Adapt the resource requests (nodes, tasks, GPUs, wall-time, queue) to your allocation and problem size.

Slurm

Slurm is widely used on LLNL’s Quartz and Dane, as well as many university and national lab clusters.

CPU-only (Numba mode):

#!/bin/bash
#SBATCH --job-name=mcdc_run
#SBATCH --nodes=2
#SBATCH --ntasks-per-node=36
#SBATCH --time=01:00:00
#SBATCH --partition=pbatch

module load python/3.11
source /path/to/your/venv/bin/activate

srun python input.py --mode=numba --caching

GPU (Nvidia, e.g., Lassen-like systems with Slurm):

#!/bin/bash
#SBATCH --job-name=mcdc_gpu
#SBATCH --nodes=1
#SBATCH --ntasks-per-node=4
#SBATCH --gpus-per-task=1
#SBATCH --time=00:30:00
#SBATCH --partition=gpu

module load python/3.11 cuda/11.8
source /path/to/your/venv/bin/activate

srun python input.py --mode=numba --target=gpu --gpu_strategy=event

Flux

Flux is the scheduler on LLNL’s Tioga and El Capitan systems (AMD MI250X / MI300A GPUs).

CPU-only:

#!/bin/bash

module load cray-mpich python/3.11
source /path/to/your/venv/bin/activate

flux run -N 2 -n 72 python input.py --mode=numba --caching

GPU (AMD MI300A, El Capitan):

#!/bin/bash

module load cray-mpich rocm/6.0.0 python/3.11
source /path/to/your/venv/bin/activate

flux run -N 2 -n 8 -g 1 --queue=mi300a \
    python input.py --mode=numba --target=gpu \
    --gpu_arena_size=100000000 --gpu_strategy=event

This launches MC/DC on 2 nodes with 8 GPUs total (4 per node) on the MI300A partition.

LSF

LSF is used on LLNL’s Lassen (IBM POWER9 + Nvidia V100).

CPU-only:

#!/bin/bash
#BSUB -J mcdc_run
#BSUB -nnodes 2
#BSUB -W 60
#BSUB -q pbatch

module load gcc/8 cuda/11.8
conda activate mcdc-env

jsrun -n 8 -r 4 -a 1 -c 10 python input.py --mode=numba --caching

GPU (Nvidia V100, Lassen):

#!/bin/bash
#BSUB -J mcdc_gpu
#BSUB -nnodes 1
#BSUB -W 30
#BSUB -q pbatch

module load gcc/8 cuda/11.8
conda activate mcdc-env

jsrun -n 4 -r 4 -a 1 -g 1 \
    python input.py --mode=numba --target=gpu --gpu_strategy=async

This runs MC/DC on 1 node with 4 GPUs using the asynchronous scheduler.

Tips

  • Start small: Test with a short wall-time and few particles before submitting large production runs.

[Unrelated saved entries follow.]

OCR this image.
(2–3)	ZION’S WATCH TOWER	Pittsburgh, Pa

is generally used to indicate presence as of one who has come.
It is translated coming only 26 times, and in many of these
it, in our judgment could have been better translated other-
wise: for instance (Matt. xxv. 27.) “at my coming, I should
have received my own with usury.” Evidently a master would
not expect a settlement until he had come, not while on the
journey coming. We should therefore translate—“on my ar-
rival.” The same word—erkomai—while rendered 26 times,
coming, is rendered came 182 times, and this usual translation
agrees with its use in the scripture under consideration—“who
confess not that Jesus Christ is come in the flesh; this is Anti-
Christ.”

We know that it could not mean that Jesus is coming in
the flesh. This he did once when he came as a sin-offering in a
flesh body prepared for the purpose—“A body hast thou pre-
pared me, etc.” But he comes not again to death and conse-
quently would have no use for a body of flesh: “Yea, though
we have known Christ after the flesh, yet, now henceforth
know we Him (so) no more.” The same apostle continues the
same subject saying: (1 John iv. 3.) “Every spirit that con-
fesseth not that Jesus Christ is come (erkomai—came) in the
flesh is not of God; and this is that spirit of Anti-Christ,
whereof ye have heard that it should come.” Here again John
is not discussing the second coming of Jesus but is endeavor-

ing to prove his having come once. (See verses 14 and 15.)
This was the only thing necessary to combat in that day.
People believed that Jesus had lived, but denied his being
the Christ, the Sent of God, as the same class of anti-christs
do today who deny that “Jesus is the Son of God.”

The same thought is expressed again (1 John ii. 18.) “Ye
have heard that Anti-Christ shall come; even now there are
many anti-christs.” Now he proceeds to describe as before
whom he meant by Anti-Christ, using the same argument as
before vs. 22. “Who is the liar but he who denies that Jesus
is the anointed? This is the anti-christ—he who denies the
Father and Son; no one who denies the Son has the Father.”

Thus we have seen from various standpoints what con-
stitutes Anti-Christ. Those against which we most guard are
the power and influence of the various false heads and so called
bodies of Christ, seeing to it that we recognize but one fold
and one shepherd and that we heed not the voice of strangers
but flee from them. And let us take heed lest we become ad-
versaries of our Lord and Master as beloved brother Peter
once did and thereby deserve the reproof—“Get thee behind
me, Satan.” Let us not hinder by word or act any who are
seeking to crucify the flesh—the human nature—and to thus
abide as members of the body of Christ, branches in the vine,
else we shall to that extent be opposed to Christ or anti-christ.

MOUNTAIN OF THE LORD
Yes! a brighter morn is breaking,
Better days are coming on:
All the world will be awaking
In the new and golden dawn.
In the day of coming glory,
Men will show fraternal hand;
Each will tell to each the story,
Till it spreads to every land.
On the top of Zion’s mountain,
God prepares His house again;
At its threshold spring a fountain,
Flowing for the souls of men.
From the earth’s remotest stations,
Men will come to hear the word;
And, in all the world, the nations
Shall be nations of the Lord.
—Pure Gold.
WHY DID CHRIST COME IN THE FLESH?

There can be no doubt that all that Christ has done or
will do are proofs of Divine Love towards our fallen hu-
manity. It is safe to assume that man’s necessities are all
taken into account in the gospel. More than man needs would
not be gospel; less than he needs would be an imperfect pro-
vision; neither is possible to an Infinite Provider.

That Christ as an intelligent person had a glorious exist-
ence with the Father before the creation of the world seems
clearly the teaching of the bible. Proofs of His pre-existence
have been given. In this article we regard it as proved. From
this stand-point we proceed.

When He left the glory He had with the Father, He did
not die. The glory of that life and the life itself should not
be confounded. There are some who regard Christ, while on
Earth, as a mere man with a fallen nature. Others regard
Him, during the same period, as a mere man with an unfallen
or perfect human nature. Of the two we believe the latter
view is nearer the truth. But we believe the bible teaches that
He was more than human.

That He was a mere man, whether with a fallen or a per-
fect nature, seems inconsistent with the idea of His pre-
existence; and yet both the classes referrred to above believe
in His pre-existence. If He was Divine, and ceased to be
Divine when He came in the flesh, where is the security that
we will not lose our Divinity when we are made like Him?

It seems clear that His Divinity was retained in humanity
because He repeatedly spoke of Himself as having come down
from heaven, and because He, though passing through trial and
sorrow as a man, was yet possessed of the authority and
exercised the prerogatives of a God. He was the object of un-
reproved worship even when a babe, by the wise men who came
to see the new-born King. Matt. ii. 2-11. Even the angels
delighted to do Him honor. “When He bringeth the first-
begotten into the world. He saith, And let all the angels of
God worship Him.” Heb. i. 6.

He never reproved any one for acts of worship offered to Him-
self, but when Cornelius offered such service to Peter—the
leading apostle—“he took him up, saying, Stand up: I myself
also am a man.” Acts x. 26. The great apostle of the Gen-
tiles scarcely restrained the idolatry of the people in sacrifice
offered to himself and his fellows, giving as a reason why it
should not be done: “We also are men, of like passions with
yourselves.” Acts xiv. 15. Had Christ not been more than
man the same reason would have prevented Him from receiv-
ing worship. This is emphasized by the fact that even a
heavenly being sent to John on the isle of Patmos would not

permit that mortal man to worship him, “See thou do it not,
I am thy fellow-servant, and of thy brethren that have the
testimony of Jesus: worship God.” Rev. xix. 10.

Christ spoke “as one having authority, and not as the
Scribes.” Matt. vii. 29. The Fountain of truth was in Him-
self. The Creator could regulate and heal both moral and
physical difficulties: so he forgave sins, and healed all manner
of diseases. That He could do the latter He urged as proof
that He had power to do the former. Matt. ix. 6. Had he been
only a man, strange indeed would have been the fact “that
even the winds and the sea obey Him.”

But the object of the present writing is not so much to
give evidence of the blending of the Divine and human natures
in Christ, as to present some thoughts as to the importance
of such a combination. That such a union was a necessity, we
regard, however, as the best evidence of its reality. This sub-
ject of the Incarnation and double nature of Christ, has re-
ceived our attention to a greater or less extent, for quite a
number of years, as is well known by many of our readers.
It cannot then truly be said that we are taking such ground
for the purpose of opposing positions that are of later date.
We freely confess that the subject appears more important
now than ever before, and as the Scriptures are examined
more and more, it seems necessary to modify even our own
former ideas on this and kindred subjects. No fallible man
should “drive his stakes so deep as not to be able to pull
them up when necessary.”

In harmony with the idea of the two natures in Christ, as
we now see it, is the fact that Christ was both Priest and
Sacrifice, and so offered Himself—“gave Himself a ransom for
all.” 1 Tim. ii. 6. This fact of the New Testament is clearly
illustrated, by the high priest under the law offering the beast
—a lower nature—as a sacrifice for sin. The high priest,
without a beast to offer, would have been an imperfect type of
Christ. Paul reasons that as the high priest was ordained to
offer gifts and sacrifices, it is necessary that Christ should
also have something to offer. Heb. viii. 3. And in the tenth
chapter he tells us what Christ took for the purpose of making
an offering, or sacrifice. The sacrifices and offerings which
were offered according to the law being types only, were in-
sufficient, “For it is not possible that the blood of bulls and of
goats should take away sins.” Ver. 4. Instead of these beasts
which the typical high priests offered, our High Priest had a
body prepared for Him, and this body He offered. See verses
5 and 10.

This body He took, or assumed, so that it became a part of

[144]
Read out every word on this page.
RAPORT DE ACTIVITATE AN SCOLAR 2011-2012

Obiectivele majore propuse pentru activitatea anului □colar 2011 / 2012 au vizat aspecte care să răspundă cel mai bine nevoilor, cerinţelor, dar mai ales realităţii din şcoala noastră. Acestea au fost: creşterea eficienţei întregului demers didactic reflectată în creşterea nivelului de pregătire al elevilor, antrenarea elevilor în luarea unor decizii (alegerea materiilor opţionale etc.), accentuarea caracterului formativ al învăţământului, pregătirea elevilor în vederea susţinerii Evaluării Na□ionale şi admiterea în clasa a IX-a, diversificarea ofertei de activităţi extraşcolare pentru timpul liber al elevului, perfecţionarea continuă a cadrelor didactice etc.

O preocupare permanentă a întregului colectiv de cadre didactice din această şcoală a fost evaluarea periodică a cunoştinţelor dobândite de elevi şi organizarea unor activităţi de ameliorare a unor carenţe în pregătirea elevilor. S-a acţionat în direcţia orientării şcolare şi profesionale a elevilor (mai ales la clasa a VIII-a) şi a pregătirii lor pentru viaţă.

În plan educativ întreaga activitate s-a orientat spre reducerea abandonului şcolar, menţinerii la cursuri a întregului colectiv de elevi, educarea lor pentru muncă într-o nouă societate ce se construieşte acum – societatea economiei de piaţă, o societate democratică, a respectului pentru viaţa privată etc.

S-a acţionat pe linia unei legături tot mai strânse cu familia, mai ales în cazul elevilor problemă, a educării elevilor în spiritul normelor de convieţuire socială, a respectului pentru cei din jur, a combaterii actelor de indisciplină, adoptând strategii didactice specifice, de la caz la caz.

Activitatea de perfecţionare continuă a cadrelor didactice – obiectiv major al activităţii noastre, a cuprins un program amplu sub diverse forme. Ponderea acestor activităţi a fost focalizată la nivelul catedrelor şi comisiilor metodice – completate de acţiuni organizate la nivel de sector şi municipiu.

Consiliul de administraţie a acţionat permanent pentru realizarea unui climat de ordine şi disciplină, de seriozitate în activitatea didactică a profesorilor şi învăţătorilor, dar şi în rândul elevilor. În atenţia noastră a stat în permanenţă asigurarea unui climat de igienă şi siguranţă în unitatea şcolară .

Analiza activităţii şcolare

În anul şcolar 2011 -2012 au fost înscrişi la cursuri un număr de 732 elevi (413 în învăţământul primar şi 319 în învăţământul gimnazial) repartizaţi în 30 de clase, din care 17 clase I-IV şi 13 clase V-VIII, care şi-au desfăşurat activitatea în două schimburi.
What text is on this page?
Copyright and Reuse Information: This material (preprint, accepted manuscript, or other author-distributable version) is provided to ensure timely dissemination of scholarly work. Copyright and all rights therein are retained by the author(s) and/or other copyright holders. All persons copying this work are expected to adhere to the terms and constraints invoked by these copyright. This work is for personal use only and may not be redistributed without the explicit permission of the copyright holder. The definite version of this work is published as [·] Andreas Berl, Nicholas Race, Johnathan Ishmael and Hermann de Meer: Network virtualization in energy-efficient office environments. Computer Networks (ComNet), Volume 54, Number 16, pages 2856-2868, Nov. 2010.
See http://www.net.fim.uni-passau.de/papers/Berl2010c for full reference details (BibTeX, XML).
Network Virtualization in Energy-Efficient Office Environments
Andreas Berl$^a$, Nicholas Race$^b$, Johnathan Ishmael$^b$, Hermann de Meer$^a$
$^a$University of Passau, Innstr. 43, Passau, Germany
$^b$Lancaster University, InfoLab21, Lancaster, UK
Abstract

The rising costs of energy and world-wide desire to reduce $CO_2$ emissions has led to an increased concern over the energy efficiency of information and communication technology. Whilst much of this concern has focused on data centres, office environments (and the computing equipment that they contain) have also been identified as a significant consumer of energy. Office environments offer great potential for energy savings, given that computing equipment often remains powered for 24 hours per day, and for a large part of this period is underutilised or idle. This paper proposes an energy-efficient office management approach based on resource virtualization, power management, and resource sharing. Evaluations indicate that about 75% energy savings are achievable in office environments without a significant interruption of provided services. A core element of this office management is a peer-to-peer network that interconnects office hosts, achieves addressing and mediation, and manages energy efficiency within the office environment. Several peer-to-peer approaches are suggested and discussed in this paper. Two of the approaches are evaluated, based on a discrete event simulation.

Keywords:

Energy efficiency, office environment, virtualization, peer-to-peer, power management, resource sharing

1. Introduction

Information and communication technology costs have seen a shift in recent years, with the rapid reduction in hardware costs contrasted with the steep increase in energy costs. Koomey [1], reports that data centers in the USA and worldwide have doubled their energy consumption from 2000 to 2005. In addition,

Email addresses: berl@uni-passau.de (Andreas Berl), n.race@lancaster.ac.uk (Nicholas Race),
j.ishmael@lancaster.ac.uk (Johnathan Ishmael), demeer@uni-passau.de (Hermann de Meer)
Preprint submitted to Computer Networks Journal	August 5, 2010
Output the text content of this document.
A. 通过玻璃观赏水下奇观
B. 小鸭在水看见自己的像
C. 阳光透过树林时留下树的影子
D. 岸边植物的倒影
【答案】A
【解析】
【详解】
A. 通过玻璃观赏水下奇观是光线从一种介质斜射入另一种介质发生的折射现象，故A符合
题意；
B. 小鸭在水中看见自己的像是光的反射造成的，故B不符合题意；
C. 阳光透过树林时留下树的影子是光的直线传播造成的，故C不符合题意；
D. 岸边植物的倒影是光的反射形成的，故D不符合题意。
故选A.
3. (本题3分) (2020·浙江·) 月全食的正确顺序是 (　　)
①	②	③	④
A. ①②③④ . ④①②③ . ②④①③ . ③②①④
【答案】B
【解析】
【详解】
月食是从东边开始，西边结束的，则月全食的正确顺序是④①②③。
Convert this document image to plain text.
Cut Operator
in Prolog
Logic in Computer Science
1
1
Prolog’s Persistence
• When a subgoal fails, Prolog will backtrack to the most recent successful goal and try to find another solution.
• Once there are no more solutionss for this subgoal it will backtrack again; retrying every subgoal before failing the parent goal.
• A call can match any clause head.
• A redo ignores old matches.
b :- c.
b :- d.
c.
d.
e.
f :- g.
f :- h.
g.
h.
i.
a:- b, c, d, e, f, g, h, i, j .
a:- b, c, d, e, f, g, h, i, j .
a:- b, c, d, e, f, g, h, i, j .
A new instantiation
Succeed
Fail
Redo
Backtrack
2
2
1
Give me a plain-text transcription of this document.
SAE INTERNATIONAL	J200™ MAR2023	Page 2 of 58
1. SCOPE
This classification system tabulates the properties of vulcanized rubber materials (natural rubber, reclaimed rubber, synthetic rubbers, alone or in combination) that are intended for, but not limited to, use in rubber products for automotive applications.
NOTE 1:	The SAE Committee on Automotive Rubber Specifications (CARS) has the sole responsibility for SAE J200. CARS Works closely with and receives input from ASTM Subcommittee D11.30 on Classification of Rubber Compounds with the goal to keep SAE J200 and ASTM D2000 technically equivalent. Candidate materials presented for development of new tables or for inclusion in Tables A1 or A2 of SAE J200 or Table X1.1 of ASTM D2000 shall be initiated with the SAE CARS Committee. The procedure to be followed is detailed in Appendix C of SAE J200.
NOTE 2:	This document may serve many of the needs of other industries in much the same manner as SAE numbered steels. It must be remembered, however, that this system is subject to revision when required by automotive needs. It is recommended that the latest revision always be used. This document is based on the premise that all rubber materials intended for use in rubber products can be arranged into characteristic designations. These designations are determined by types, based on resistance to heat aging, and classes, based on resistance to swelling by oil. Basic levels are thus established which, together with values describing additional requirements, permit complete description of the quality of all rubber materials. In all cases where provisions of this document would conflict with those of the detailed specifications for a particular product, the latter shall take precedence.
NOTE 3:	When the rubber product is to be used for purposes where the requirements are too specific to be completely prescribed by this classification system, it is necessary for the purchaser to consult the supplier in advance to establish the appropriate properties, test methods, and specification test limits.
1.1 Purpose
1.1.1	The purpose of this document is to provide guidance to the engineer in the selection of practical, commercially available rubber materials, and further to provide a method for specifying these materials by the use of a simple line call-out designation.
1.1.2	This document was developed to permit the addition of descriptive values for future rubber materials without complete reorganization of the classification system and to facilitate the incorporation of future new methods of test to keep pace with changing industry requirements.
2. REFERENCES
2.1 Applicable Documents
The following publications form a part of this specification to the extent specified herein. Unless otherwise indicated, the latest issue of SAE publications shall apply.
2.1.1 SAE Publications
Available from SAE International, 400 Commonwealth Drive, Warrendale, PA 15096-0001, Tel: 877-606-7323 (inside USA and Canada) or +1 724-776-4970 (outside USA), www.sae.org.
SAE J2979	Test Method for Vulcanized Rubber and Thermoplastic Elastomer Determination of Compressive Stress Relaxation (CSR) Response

  • Use caching: Adding --caching saves Numba-compiled binaries so that subsequent runs skip the JIT compilation step.

  • Clear cache when updating MC/DC: If you update the code, run once with --clear_cache --caching to regenerate binaries.

  • Check module order: On some systems the order of module load commands matters. Load the compiler/MPI module before CUDA/ROCm.

  • Interactive debugging: Request an interactive node first (salloc, flux alloc, or lalloc) to test your command before committing to a batch job.